Listen to this article
The $55bn market for servers has hit an inflection point, as average selling prices start to rise again after years of cut-throat competition and rampant commoditisation.
That, at least, is the hope that has been spreading through some of the world’s biggest technology companies following the release of data pointing to a turnround in a market that forms a core part of their business.
“We are thinking of this as more than an aberration,” said Paul Miller, vice-president of marketing for Hewlett-Packard’s enterprise server and storage group.
David Gelardi, a vice-president in IBM’s systems and technology division, added: “It’s a little bit of the pendulum swinging back.”
The figures in question, released this month by the technology research group IDC, show the average prices of servers sold in the final quarter of last year rose by 5.2 per cent. That ended a long downward trend as big companies shifted an increasing part of their computing effort to large numbers of low-cost, standardised machines.
While cautioning that the extent of the fourth-quarter turnround reflected some seasonal factors, Matt Eastwood, an IDC analyst, said it pointed to an acceleration of trends that was first apparent about three years ago.
The earlier habit of buying low-cost machines “by the pallet-full”, often plugging in a new server for every new computing application, had left companies with unexpected costs, he said.
These included the expense of running under-utilised machines, many running at only 15-20 per cent capacity, and paying for information technology staff to maintain them.
Companies are now “buying fewer machines, but the machines are much more richly configured; there’s a lot more memory in them”, Mr Eastwood said.
That has led to an increase in demand for higher-end machines, which generally carry higher profit margins.
One of the main beneficiaries of this trend has been Sun Microsystems, which relies on server sales for a higher proportion of its revenues than rivals IBM, HP or Dell and has invested in more expensive cutting-edge machines to try to gain a technological edge.

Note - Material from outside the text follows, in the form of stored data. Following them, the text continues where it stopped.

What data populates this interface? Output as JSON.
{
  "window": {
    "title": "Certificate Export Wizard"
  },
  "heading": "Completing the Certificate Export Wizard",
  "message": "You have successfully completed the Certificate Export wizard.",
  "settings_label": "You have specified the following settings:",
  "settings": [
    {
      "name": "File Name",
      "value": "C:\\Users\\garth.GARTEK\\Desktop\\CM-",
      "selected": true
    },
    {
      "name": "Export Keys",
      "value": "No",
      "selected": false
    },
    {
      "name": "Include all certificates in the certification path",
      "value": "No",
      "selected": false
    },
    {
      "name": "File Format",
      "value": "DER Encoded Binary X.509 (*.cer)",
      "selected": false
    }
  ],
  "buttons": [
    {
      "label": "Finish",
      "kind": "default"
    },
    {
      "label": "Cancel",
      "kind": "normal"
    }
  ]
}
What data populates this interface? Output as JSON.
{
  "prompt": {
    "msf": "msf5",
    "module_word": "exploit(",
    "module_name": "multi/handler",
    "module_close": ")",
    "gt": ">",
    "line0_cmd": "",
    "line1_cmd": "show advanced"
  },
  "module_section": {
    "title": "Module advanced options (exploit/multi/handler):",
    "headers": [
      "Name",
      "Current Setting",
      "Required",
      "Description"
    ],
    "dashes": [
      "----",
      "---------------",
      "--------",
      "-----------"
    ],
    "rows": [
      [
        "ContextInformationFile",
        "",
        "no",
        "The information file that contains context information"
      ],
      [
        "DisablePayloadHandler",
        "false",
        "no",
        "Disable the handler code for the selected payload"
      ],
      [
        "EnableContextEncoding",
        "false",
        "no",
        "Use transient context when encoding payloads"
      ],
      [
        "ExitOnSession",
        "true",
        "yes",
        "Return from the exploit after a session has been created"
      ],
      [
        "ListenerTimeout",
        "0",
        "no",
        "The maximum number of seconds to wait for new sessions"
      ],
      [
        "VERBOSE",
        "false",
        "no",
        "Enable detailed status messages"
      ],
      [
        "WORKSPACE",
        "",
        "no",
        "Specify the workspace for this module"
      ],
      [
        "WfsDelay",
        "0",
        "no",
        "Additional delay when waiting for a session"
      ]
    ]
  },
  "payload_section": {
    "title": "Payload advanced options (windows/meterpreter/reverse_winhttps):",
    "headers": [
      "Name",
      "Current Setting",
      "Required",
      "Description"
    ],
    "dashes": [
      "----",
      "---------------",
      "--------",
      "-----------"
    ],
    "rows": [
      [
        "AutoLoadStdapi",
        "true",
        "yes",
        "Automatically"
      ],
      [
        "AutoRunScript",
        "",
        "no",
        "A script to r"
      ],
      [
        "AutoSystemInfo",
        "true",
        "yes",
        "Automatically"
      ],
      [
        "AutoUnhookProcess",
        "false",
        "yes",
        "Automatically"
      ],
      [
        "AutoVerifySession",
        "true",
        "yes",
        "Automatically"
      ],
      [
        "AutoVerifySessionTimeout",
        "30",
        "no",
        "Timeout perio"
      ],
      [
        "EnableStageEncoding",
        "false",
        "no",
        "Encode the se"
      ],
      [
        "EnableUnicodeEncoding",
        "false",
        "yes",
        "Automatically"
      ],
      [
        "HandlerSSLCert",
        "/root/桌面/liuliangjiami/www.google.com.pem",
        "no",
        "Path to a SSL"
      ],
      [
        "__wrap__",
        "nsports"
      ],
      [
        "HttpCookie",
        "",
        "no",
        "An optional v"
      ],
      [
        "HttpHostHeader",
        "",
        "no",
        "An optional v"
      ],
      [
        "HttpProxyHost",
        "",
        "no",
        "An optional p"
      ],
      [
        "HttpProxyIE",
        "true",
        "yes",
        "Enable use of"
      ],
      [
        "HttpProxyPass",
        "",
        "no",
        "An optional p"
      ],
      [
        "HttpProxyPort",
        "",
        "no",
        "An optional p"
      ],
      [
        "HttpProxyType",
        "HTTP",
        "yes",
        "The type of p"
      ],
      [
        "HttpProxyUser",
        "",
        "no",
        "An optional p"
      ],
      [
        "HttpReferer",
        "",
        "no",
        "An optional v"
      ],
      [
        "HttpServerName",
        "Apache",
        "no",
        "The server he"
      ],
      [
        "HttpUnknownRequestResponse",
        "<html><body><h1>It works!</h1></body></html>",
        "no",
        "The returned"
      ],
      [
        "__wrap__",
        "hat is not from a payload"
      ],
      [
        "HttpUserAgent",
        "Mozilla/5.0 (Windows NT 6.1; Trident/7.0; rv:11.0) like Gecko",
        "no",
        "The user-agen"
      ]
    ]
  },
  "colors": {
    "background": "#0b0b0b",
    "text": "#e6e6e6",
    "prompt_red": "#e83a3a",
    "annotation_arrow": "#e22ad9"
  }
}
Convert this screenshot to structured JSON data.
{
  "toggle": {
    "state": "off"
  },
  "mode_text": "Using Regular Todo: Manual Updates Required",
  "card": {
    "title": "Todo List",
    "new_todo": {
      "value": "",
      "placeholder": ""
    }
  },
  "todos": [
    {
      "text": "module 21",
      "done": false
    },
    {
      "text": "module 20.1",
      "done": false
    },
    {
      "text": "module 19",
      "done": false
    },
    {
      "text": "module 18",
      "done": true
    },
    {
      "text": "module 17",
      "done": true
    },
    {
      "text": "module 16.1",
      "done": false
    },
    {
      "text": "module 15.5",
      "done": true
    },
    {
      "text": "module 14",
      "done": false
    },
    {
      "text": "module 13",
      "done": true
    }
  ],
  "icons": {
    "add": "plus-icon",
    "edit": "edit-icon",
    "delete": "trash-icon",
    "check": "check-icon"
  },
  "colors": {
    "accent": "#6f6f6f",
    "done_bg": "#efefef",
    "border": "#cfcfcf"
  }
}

Sun’s shares have jumped by more than 50 per cent since last summer as a cost-cutting drive and a pick-up in demand have lifted it back into profit.
Two new technologies have accelerated the trend for loading more work on to fewer, more expensive machines. One is the spread of “virtualisation” software, which makes it possible to run different computing tasks in parallel on the same machine.
In a sign of the surge in demand for virtualisation software, EMC recently announced plans for an initial public offering of its VMware subsidiary. With sales approaching $1bn a year and an expected market value of some $10bn, it has become the most widely anticipated new software offering on Wall Street for years.
The other new technology behind the apparent shift in the server business is the arrival of multi-core processors, chips that can handle several tasks simultaneously. The first servers based on quad-core processors hit the market last autumn.